Polymer-water partition coefficients in polymeric passive samplers

Passive samplers are of the most applied methods and tools for measuring concentration of hydrophobic organic compounds in water (c (1) (W)) in which the polymer-water partition coefficients (D) are of fundamental importance for reliability of measurements. Due to the cost and time associated with the experimental researches, development of a predictive method for estimation and evaluation of performance of polymeric passive samplers for various hydrophobic organic compounds is highly needed and valuable.

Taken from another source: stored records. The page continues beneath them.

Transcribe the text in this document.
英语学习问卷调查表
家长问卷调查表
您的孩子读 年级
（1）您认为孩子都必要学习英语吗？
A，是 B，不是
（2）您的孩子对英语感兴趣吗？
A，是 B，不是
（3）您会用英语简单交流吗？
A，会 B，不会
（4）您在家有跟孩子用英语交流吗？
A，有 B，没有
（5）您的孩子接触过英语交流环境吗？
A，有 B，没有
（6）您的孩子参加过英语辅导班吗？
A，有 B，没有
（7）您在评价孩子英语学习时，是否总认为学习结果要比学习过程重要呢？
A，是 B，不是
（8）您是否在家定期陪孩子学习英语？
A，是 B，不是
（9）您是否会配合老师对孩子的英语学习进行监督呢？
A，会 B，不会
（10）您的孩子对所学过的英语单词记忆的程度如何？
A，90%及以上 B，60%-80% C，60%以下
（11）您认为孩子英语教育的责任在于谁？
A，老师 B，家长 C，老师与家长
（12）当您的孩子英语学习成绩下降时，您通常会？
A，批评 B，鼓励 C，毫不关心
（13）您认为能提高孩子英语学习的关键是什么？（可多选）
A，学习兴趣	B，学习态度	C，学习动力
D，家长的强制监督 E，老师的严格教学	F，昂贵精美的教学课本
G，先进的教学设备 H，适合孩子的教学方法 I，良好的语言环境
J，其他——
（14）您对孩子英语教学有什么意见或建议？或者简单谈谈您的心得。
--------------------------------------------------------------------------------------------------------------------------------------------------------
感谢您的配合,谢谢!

For this purpose, in this work, following the fundamental chemical thermodynamic equations governing the concerned local equilibrium, successful attempts were made to establish a theoretical model of polymer-water partition coefficients. Flory-Huggins model based on the Hansen solubility parameters was used for calculation of activity coefficients. The method was examined for reliability of calculations using collected data of three polymeric passive samplers and ten compounds. A regression model of form ln(D) = 0.707ln(c (1) (p) ) - 2.7391 with an R (2) = 0.9744 was obtained to relate the polymer-water partition coefficients (D) and concentration of hydrophobic organic compounds in passive sampler (c (1) (p)). It was also found that polymer-water partition coefficients are related to the concentration of hydrophobic organic compounds in water (c (1) (W)) as ln(D) = 2.412ln(c (1) (p)) - 9.348. Based on the results, the tie lines of concentration for hydrophobic organic compounds in passive sampler (c (1) (p) ) and concentration of hydrophobic organic compounds in water (c (1) (W)) are in the form of ln(c (1) (W)) = 0.293ln(c (1) (p)) + 2.734. The composition of water sample and the interaction parameters of dissolved compound-water and dissolved compound-polymer, temperature, etc. actively influence the values of partition coefficient. The discrepancy observed over experimental data can be simply justified based on the local condition of sampling sites which alter these effective factors.